La perfezione formale di La La Land non è unicamente tecnica ed estetica. Se la bellezza delle coreografie (musicate dallo stesso Justin Hurwitz di Whiplash) e la minuziosità nell’utilizzo dei colori possano apparire ovvi a chiunque, la direzione degli attori e il totale abbandono di cui si mostrano capaci tanto Gosling quanto la Stone potrebbero invece celarsi dietro l’insormontabile barriera costituita dalla propria sensibilità. La sensazione, da un certo punto in poi, è come di un annullamento corporeo: ci si dimentica di essere al cinema, di stare vedendo un film. Si percepisce tutto, distintamente, come se lo si stesse vivendo in propria persona, sentendo sulla propria pelle. È forse in questo che risiede la forza della poetica di Chazelle: il suo essere così diretta, universale. Ad adibire questa forza all’esigenza narrativa ci pensano gli insistenti primissimi piani sui volti dei due attori, che annullano lo spazio fra schermo e spettatore – con buona pace della realtà virtuale –, imponendo a quest’ultimo gli sguardi carichi di speranza, fiducia, dubbi e sofferenza dei personaggi, capaci di scrutare nell’animo e porre mille domande e mille risoluzioni al contempo.

Le lamentele nei confronti dei piani sequenza e dei virtuosismi registici le ho viste provenire dagli stessi partiti pronti alla standing-ovation di fronte all’uomo-uccello e al redivido di Inarritu, dove tali soluzioni erano sì fini a se stesse, niente affatto a servizio della logica narrativa, così come la necessità di far ingerire al proprio attore protagonista – noto ambientalista e vegetariano – del fegato crudo (o qualunque cosa fosse), quasi fosse questa prerogativa a rendere realistica e sofferta l’interpretazione, che pure sarebbe stata fenomenale a prescindere. E se mai qualcuno dovesse scoprire un modo per viaggiare indietro nel tempo e trovarsi così, per caso, sul set de L’infernale Quinlan, per carità, agisca alla svelta: impedisca a Orson Welles di esagerare, di cominciare così bene il suo film! Altrimenti, un domani, verrà accusato di fare le cose senza anima.
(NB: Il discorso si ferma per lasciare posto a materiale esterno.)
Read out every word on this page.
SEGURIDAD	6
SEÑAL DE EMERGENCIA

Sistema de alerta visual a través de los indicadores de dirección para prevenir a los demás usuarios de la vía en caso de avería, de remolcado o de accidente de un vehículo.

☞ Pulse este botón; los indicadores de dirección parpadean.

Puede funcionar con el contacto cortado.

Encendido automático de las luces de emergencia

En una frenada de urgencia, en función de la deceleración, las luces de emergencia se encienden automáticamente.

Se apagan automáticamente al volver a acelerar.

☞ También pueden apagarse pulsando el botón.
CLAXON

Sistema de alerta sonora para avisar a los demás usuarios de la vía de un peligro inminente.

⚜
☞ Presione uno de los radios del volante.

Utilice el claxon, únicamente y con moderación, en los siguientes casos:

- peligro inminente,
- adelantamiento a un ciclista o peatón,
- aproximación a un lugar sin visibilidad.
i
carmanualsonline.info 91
Piani sequenza e long-take costruiti meticolosamente per le coreografie e le scene affollate, primissimi piani e montaggio invisibile per l’intimità dei dialoghi e delle scene casalinghe; l’utilizzo della grammatica filmica e la completa padronanza del linguaggio mostrati da Chazelle si impongono con tutta la sensibilità e la cura di cui possono essere capaci i sognatori, soprattutto se al contempo sono autori che rifiutano modifiche e compromessi imposti dalla produzione pur di realizzare il proprio film. Non deve per forza piacere a tutti, questo La La Land, ma una volta tanto, se un genere così poco apprezzato fuori dai propri confini riesca in un’impresa simile a quella di cui era stato capace The Artist nel 2011, qualcosa vorrà pur dire. E ancora, si badi alle sottigliezze simili alla dichiarazione sulle origini degli Stati Uniti mostrate all’inizio e presenti in tutto il film, prima di lamentarsi circa le troppe candidature all’Academy e affermare di non capire perché o cosa si voglia premiare dell’opera, al di là degli ovvi meriti.

Ai folli e ai sognatori, per una volta, non vuole essere un slogan buttato là per pescare chiunque si faccia sorprendere in mezzo alla rete. I sognatori chiamati in causa non sono quelli delle notti bianche di Dostoevskij, ma il loro opposto, quelli che il sogno vogliono viverlo e, per viverlo, accettano una coltellata dopo l’altra, fino al punto in cui tutto comincia a fare troppo male e si crolla, con la ferma intenzione di non rialzarsi più… a meno che non arrivi qualcuno ad intimarci di uscire dal nostro guscio suonando ininterrottamente il clacson della propria auto.